Seal (of the Curtin University of Technology in Perth, Australia) has put together an interesting if sporadic collection of folk heroes. He refers to it as a "representative collection of legendary, historical, and magical heroes from many of the world's extensive folklores." South and Central America receive very little coverage. Polynesia and Melanesia are barely covered. Europe, North America, China, Japan, and select parts of Africa are covered, as are both settler and Aboriginal Australia.
After a long introduction that surveys both the nature of the folk hero and the author's criteria for inclusion and exclusion, the work itself is in alphabetical order. There are liberal see references between variant forms of names. Entries range from a paragraph to several two-columned pages (e.g., Culture heroes; James, Jesse; Snow White ). Each entry has a list of related entries and a list of references and further reading. Black-and-white illustrations are scattered throughout the text.

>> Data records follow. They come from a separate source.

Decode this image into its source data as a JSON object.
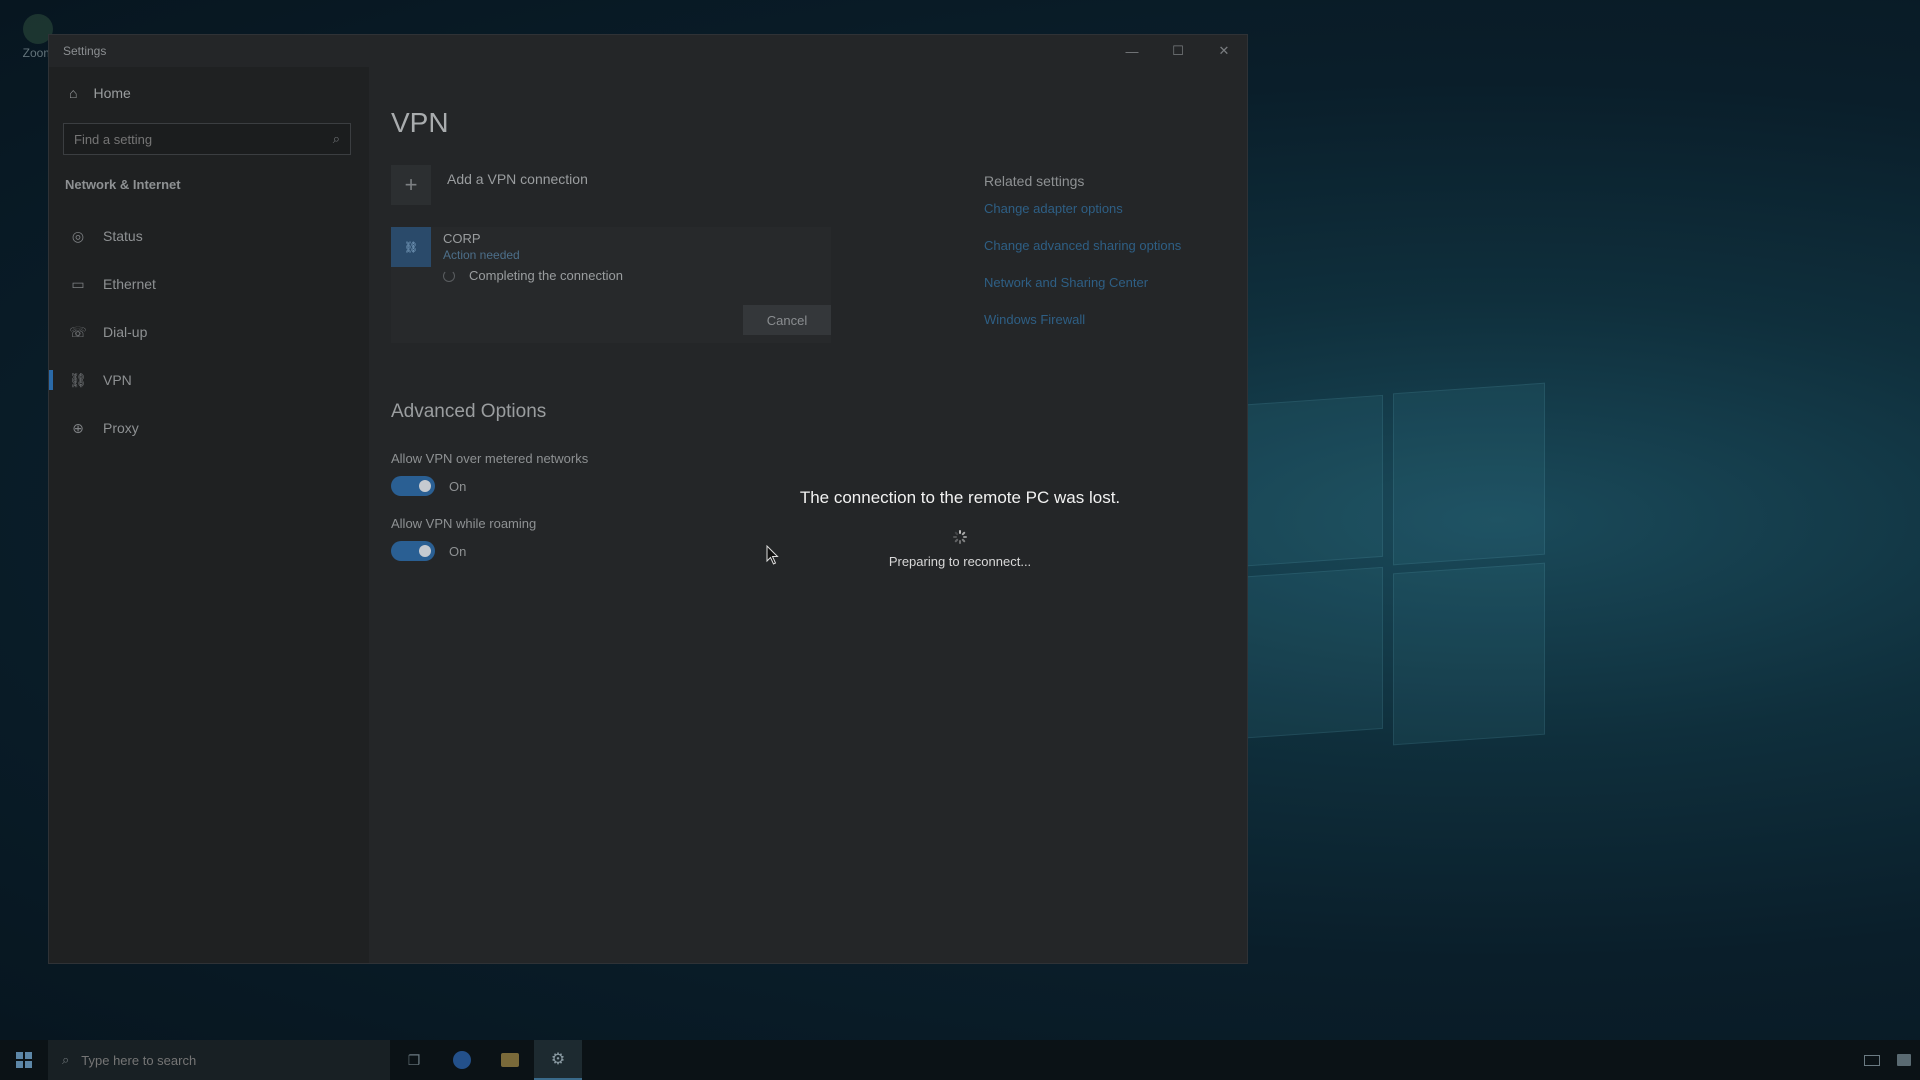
{
  "desktop": {
    "icon_label": "Zoom"
  },
  "window": {
    "title": "Settings",
    "controls": {
      "minimize": "—",
      "maximize": "☐",
      "close": "✕"
    }
  },
  "sidebar": {
    "home_label": "Home",
    "search_placeholder": "Find a setting",
    "section_title": "Network & Internet",
    "items": [
      {
        "label": "Status",
        "icon": "status-icon",
        "glyph": "◎"
      },
      {
        "label": "Ethernet",
        "icon": "ethernet-icon",
        "glyph": "▭"
      },
      {
        "label": "Dial-up",
        "icon": "dialup-icon",
        "glyph": "☏"
      },
      {
        "label": "VPN",
        "icon": "vpn-icon",
        "glyph": "⛓"
      },
      {
        "label": "Proxy",
        "icon": "proxy-icon",
        "glyph": "⊕"
      }
    ],
    "active_index": 3
  },
  "content": {
    "title": "VPN",
    "add_connection_label": "Add a VPN connection",
    "vpn": {
      "name": "CORP",
      "status": "Action needed",
      "progress_text": "Completing the connection",
      "cancel_label": "Cancel"
    },
    "advanced_title": "Advanced Options",
    "options": [
      {
        "label": "Allow VPN over metered networks",
        "state": "On"
      },
      {
        "label": "Allow VPN while roaming",
        "state": "On"
      }
    ]
  },
  "related": {
    "title": "Related settings",
    "links": [
      "Change adapter options",
      "Change advanced sharing options",
      "Network and Sharing Center",
      "Windows Firewall"
    ]
  },
  "overlay": {
    "message": "The connection to the remote PC was lost.",
    "status": "Preparing to reconnect..."
  },
  "taskbar": {
    "search_placeholder": "Type here to search"
  },
  "colors": {
    "accent": "#2a5f93",
    "link": "#2e5f85",
    "overlay_text": "#f2f2f2"
  }
}
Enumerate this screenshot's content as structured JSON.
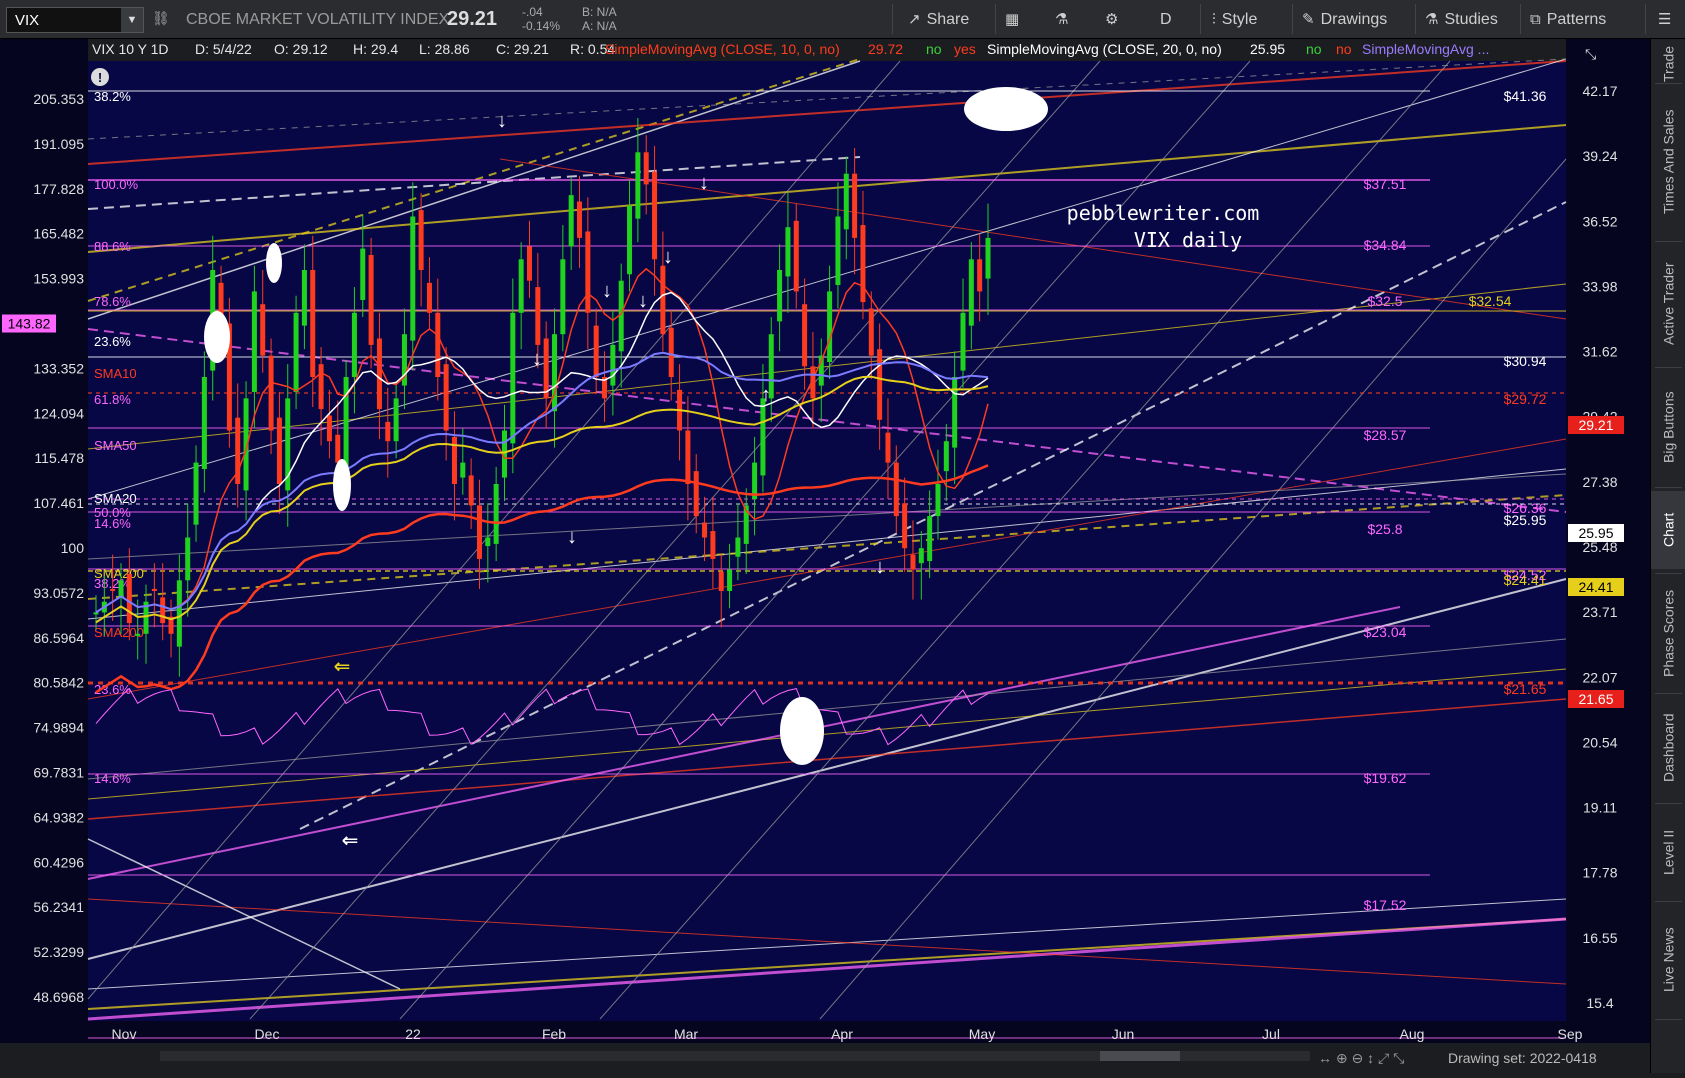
{
  "toolbar": {
    "symbol": "VIX",
    "name": "CBOE MARKET VOLATILITY INDEX",
    "price": "29.21",
    "change": "-.04",
    "change_pct": "-0.14%",
    "bid": "B: N/A",
    "ask": "A: N/A",
    "buttons": {
      "share": "Share",
      "period": "D",
      "style": "Style",
      "drawings": "Drawings",
      "studies": "Studies",
      "patterns": "Patterns"
    }
  },
  "header": {
    "descriptor": "VIX 10 Y 1D",
    "date": "D: 5/4/22",
    "open": "O: 29.12",
    "high": "H: 29.4",
    "low": "L: 28.86",
    "close": "C: 29.21",
    "range": "R: 0.54",
    "sma10_label": "SimpleMovingAvg (CLOSE, 10, 0, no)",
    "sma10_value": "29.72",
    "sma10_no": "no",
    "sma10_yes": "yes",
    "sma20_label": "SimpleMovingAvg (CLOSE, 20, 0, no)",
    "sma20_value": "25.95",
    "sma20_no": "no",
    "sma20_no2": "no",
    "sma_more": "SimpleMovingAvg ..."
  },
  "chart_data": {
    "type": "candlestick",
    "title": "VIX daily",
    "watermark": "pebblewriter.com",
    "x_ticks": [
      "Nov",
      "Dec",
      "22",
      "Feb",
      "Mar",
      "Apr",
      "May",
      "Jun",
      "Jul",
      "Aug",
      "Sep"
    ],
    "left_axis_ticks": [
      "205.353",
      "191.095",
      "177.828",
      "165.482",
      "153.993",
      "143.82",
      "133.352",
      "124.094",
      "115.478",
      "107.461",
      "100",
      "93.0572",
      "86.5964",
      "80.5842",
      "74.9894",
      "69.7831",
      "64.9382",
      "60.4296",
      "56.2341",
      "52.3299",
      "48.6968"
    ],
    "right_axis_ticks": [
      "42.17",
      "39.24",
      "36.52",
      "33.98",
      "31.62",
      "29.42",
      "27.38",
      "25.48",
      "23.71",
      "22.07",
      "20.54",
      "19.11",
      "17.78",
      "16.55",
      "15.4"
    ],
    "right_badges": [
      {
        "value": "29.21",
        "color": "#e8201c"
      },
      {
        "value": "25.95",
        "color": "#ffffff"
      },
      {
        "value": "24.41",
        "color": "#e6cf1a"
      },
      {
        "value": "21.65",
        "color": "#e8201c"
      }
    ],
    "left_badge": {
      "value": "143.82",
      "color": "#ff66ff"
    },
    "fib_levels_left": [
      {
        "label": "38.2%",
        "color": "#ffffff"
      },
      {
        "label": "100.0%",
        "color": "#ff66ff"
      },
      {
        "label": "88.6%",
        "color": "#ff66ff"
      },
      {
        "label": "78.6%",
        "color": "#ff66ff"
      },
      {
        "label": "23.6%",
        "color": "#ffffff"
      },
      {
        "label": "SMA10",
        "color": "#ff3b1f"
      },
      {
        "label": "61.8%",
        "color": "#ff66ff"
      },
      {
        "label": "SMA50",
        "color": "#ff66ff"
      },
      {
        "label": "SMA20",
        "color": "#ffffff"
      },
      {
        "label": "50.0%",
        "color": "#ff66ff"
      },
      {
        "label": "14.6%",
        "color": "#ff66ff"
      },
      {
        "label": "SMA200",
        "color": "#e6cf1a"
      },
      {
        "label": "38.2%",
        "color": "#ff66ff"
      },
      {
        "label": "SMA200",
        "color": "#ff3b1f"
      },
      {
        "label": "23.6%",
        "color": "#ff66ff"
      },
      {
        "label": "14.6%",
        "color": "#ff66ff"
      }
    ],
    "price_levels_right": [
      {
        "label": "$41.36",
        "color": "#ffffff"
      },
      {
        "label": "$37.51",
        "color": "#ff66ff"
      },
      {
        "label": "$34.84",
        "color": "#ff66ff"
      },
      {
        "label": "$32.5",
        "color": "#ff66ff"
      },
      {
        "label": "$32.54",
        "color": "#e6cf1a"
      },
      {
        "label": "$30.94",
        "color": "#ffffff"
      },
      {
        "label": "$29.72",
        "color": "#ff3b1f"
      },
      {
        "label": "$28.57",
        "color": "#ff66ff"
      },
      {
        "label": "$26.36",
        "color": "#ff66ff"
      },
      {
        "label": "$25.95",
        "color": "#ffffff"
      },
      {
        "label": "$25.8",
        "color": "#ff66ff"
      },
      {
        "label": "$24.52",
        "color": "#ff66ff"
      },
      {
        "label": "$24.41",
        "color": "#e6cf1a"
      },
      {
        "label": "$23.04",
        "color": "#ff66ff"
      },
      {
        "label": "$21.65",
        "color": "#ff3b1f"
      },
      {
        "label": "$19.62",
        "color": "#ff66ff"
      },
      {
        "label": "$17.52",
        "color": "#ff66ff"
      }
    ],
    "last_close": 29.21,
    "drawing_set": "Drawing set: 2022-0418"
  },
  "sidebar": {
    "tabs": [
      "Trade",
      "Times And Sales",
      "Active Trader",
      "Big Buttons",
      "Chart",
      "Phase Scores",
      "Dashboard",
      "Level II",
      "Live News"
    ]
  },
  "colors": {
    "background": "#060640",
    "sma10": "#ff3b1f",
    "sma20": "#ffffff",
    "sma50": "#7b7bff",
    "sma200": "#e6cf1a"
  }
}
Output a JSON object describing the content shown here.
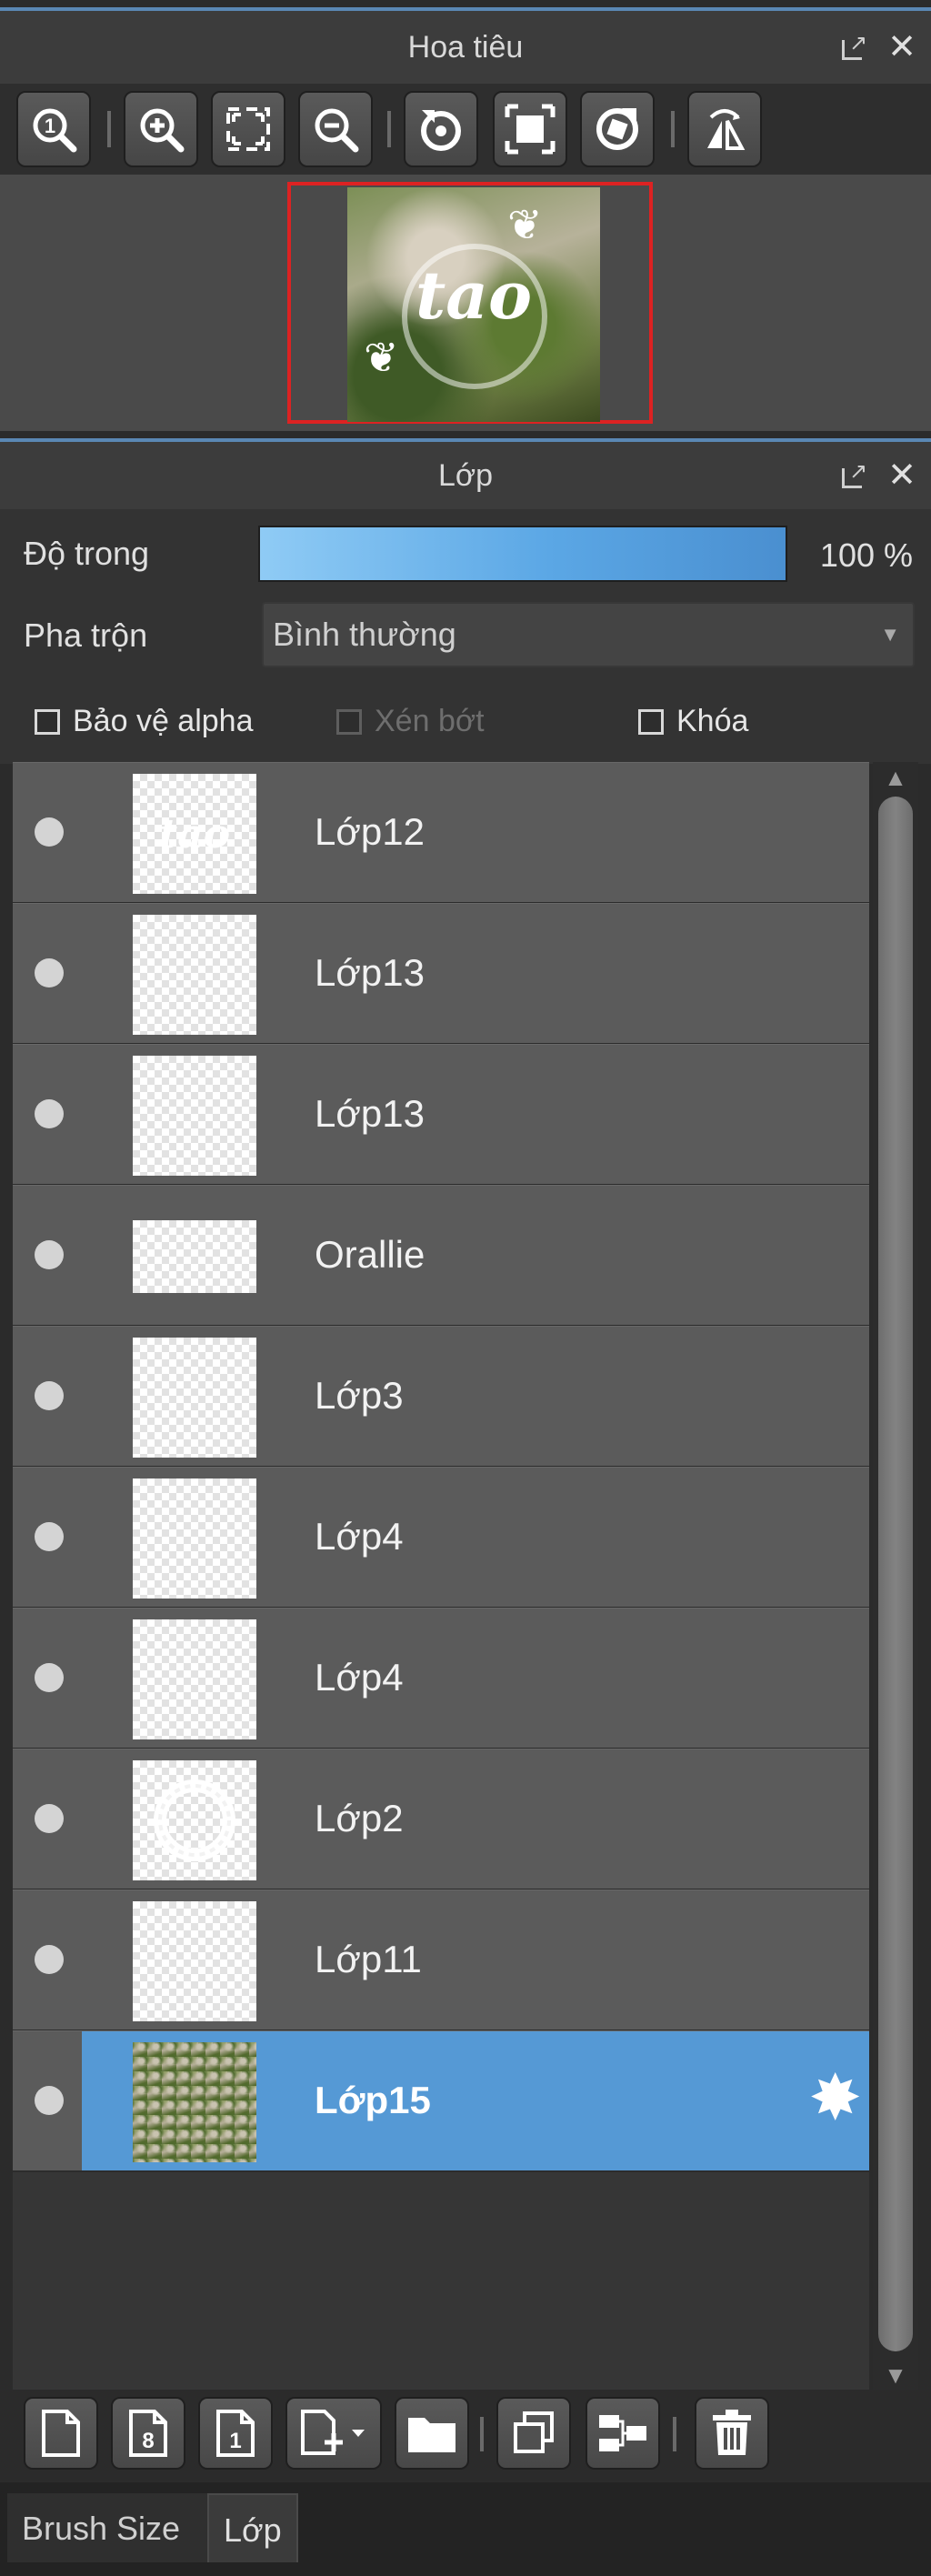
{
  "navigator": {
    "title": "Hoa tiêu",
    "preview_text": "tao",
    "toolbar_icons": [
      "zoom-actual-icon",
      "zoom-in-icon",
      "fit-window-icon",
      "zoom-out-icon",
      "rotate-left-icon",
      "fit-canvas-icon",
      "rotate-right-icon",
      "flip-horizontal-icon"
    ]
  },
  "layer_panel": {
    "title": "Lớp",
    "opacity_label": "Độ trong",
    "opacity_value": "100 %",
    "opacity": 1.0,
    "blend_label": "Pha trộn",
    "blend_value": "Bình thường",
    "protect_alpha_label": "Bảo vệ alpha",
    "clipping_label": "Xén bớt",
    "lock_label": "Khóa",
    "layers": [
      {
        "name": "Lớp12",
        "thumb": "text"
      },
      {
        "name": "Lớp13",
        "thumb": "blank"
      },
      {
        "name": "Lớp13",
        "thumb": "blank"
      },
      {
        "name": "Orallie",
        "thumb": "short"
      },
      {
        "name": "Lớp3",
        "thumb": "blank"
      },
      {
        "name": "Lớp4",
        "thumb": "blank"
      },
      {
        "name": "Lớp4",
        "thumb": "blank"
      },
      {
        "name": "Lớp2",
        "thumb": "ring"
      },
      {
        "name": "Lớp11",
        "thumb": "blank"
      },
      {
        "name": "Lớp15",
        "thumb": "photo",
        "selected": true
      }
    ],
    "bottom_icons": [
      "new-layer-icon",
      "new-8bit-layer-icon",
      "new-1bit-layer-icon",
      "add-layer-dropdown-icon",
      "new-folder-icon",
      "duplicate-layer-icon",
      "merge-down-icon",
      "delete-layer-icon"
    ]
  },
  "tabs": {
    "brush_size": "Brush Size",
    "layer": "Lớp"
  },
  "colors": {
    "accent": "#5599d5",
    "close_red": "#dd2222"
  }
}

Folk heroes are those "who have received celebration in one or more forms of folkloric expression and practice--in folktales, folk songs, folk customs, folk speech, and the other informal genres of everyday life." They include real people whose lives were large enough to have a fantastic component to them, like Davy Crockett, or whose deaths made publicity machines crank out stories about them, like Ned Kelly. Outlaws, tricksters, heroes and heroines of fairy tales and story cycles, numbskulls, and monsters are included. There are some puzzling assertions. In the Heroes of strug gle entry, Helen Gurley Brown is identified as an "occupational" hero from American labor lore, along with Joe Hill.
Following the entries are an "Index of Heroic Types," a "Country/Culture Index," and a "Chronology of Folk Heroes" as well as a general index. There is an extensive bibliography besides the references given at the end of each entry.
Although many of the same topics are covered in other reference books on folklore,
Encyclopedia of Folk Heroes includes a number of figures not easily found elsewhere. Larger public and academic libraries with folklore collections may find it useful.